#  > > >  >  > Форум >  > > >  >  > Информация >  > > >  >  > Новости книгоиздания >  > > >  >  >  Cпециальный номер журнала "Цитата", посвященный теме буддизм

## Galina

Вышел из печати специальный номер журнала "Цитата", посвященный теме буддизм.

Содержание:

*ВЗГЛЯД*

2. Леонид Жуховицкий
Зачем россиянину Будда?

*РОК-БУДДИЗМ*

7. Николай Романов
Русский рок буддизма:
как философствуют голодом
14. Б.Г.&Б.Г.
Борис Гребенщиков & Будда Гаутама

*ВОСТОК — ЗАПАД*

20. Александр Люсый
Мировой Обломов, или Россия
и Будда приближаются друг к другу
в состоянии покоя

ПОЛЕМИКА
27. Диакон Андрей Кураев
Буддизм и христианство

*УЧИТЕЛЬ*

31. Далай-лама XIV
Этика для нового тысячелетия

*ТИБЕТ — ГОЛЛИВУД*

45. Юлия Жиронкина
Паломник

*ПРИКОЛ*

48. Классификация йогов.

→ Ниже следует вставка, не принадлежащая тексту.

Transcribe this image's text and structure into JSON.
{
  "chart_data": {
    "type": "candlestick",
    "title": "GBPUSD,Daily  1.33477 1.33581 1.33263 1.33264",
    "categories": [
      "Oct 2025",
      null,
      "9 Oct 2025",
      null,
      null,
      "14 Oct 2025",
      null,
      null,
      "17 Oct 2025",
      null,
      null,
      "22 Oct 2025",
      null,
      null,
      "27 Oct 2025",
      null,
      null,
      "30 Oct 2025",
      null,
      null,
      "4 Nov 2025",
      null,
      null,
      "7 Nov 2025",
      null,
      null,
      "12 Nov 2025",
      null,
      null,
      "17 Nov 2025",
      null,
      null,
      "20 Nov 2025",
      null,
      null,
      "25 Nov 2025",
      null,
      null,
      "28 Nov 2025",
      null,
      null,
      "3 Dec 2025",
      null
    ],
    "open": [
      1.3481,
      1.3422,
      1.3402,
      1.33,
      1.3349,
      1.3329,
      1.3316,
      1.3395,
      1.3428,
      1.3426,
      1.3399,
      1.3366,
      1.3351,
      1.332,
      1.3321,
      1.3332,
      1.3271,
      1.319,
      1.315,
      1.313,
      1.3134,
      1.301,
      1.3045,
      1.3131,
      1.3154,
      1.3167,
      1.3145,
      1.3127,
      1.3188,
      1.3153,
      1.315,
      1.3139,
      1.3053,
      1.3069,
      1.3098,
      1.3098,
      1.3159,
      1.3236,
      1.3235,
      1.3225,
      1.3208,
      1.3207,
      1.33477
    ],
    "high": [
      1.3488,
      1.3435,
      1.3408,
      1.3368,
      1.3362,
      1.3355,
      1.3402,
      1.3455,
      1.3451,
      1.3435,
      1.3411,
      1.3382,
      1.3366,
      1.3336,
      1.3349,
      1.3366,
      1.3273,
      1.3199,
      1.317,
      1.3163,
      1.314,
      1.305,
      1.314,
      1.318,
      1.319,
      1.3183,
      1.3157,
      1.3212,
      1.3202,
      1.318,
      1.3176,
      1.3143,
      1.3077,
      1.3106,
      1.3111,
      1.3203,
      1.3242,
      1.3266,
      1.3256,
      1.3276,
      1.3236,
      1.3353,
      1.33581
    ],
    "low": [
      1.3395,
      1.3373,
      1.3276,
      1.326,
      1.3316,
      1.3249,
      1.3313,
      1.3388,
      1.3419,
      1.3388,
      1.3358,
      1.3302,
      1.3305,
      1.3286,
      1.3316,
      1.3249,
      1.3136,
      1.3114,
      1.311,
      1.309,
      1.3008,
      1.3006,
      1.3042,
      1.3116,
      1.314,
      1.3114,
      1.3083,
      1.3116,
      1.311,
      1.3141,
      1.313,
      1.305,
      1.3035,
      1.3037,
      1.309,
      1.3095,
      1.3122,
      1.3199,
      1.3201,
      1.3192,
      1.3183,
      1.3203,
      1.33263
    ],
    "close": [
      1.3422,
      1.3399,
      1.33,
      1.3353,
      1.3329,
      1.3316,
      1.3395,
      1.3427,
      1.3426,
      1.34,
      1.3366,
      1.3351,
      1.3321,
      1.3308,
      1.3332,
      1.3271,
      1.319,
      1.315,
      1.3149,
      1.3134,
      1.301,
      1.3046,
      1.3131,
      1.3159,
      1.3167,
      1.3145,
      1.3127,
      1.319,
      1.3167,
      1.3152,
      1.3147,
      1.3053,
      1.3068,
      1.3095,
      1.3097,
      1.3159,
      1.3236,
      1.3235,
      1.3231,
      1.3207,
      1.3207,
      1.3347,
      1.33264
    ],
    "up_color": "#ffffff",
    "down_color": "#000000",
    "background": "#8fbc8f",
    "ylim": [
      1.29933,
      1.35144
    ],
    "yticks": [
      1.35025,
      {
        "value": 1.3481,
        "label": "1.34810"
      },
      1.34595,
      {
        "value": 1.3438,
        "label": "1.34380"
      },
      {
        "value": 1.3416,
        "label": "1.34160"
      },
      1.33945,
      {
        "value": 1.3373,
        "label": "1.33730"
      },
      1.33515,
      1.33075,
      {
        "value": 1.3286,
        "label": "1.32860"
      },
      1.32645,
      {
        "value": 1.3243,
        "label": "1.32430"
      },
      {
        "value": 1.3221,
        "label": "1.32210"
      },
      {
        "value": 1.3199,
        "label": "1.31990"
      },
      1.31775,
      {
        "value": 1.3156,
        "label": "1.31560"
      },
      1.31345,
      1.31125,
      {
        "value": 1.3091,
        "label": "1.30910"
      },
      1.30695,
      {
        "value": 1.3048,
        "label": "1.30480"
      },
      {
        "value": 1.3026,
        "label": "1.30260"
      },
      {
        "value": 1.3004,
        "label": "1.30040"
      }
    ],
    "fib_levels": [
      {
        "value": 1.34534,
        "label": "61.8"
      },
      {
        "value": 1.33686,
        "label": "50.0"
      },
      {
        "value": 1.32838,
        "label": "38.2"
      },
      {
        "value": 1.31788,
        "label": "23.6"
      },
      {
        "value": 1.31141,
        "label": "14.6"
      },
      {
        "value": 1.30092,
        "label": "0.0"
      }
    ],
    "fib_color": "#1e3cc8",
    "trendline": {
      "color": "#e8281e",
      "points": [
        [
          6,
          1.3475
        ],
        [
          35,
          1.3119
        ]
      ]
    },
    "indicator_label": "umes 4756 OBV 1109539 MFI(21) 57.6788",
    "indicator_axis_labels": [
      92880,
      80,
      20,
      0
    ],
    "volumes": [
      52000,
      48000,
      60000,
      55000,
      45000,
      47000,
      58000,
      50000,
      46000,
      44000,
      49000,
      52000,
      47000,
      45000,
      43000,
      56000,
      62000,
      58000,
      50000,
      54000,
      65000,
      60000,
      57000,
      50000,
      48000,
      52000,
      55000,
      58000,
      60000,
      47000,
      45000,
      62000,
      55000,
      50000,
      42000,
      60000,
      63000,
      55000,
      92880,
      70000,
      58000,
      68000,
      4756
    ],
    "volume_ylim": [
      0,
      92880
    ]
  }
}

Буддисты шутят.

Адрес сайта журнала www.citata.info

Номер журнала в pdf - http://www.citata.info/pdf/Citata_6.pdf

----------


## Ersh

Странно, почему не указано авторство последней статьи.

----------


## Шаман

> Странно, почему не указано авторство последней статьи.


http://www.jnana.ru/humor/nenavid.html
или 
http://www.ability.ru/atm/ability-tech/2306.html
дальше искать не стал.
Получается, что юмор вообще даже не буддийский  :Wink: 

А кто знает, насколько это жёлтая пресса?

----------


## Нандзед Дорже

Это не желтая пресса, это дилетантская пресса. Впрочем, это относится к авторским статьям. Перепечатка из книги Далай-ламы, само собой аутентична, но и журналистика в таком разе здесь ни причем :Smilie: ... А статья Романова о рок-буддизме не выдерживает никакой критики. Там к буддизму "подшивается" до кучи все, что ндравитца автору :Smilie: . Как, впрочем, у Кураева к буддизму "подшивается" все, что не нравится автору, вплоть до марксизма :Smilie: .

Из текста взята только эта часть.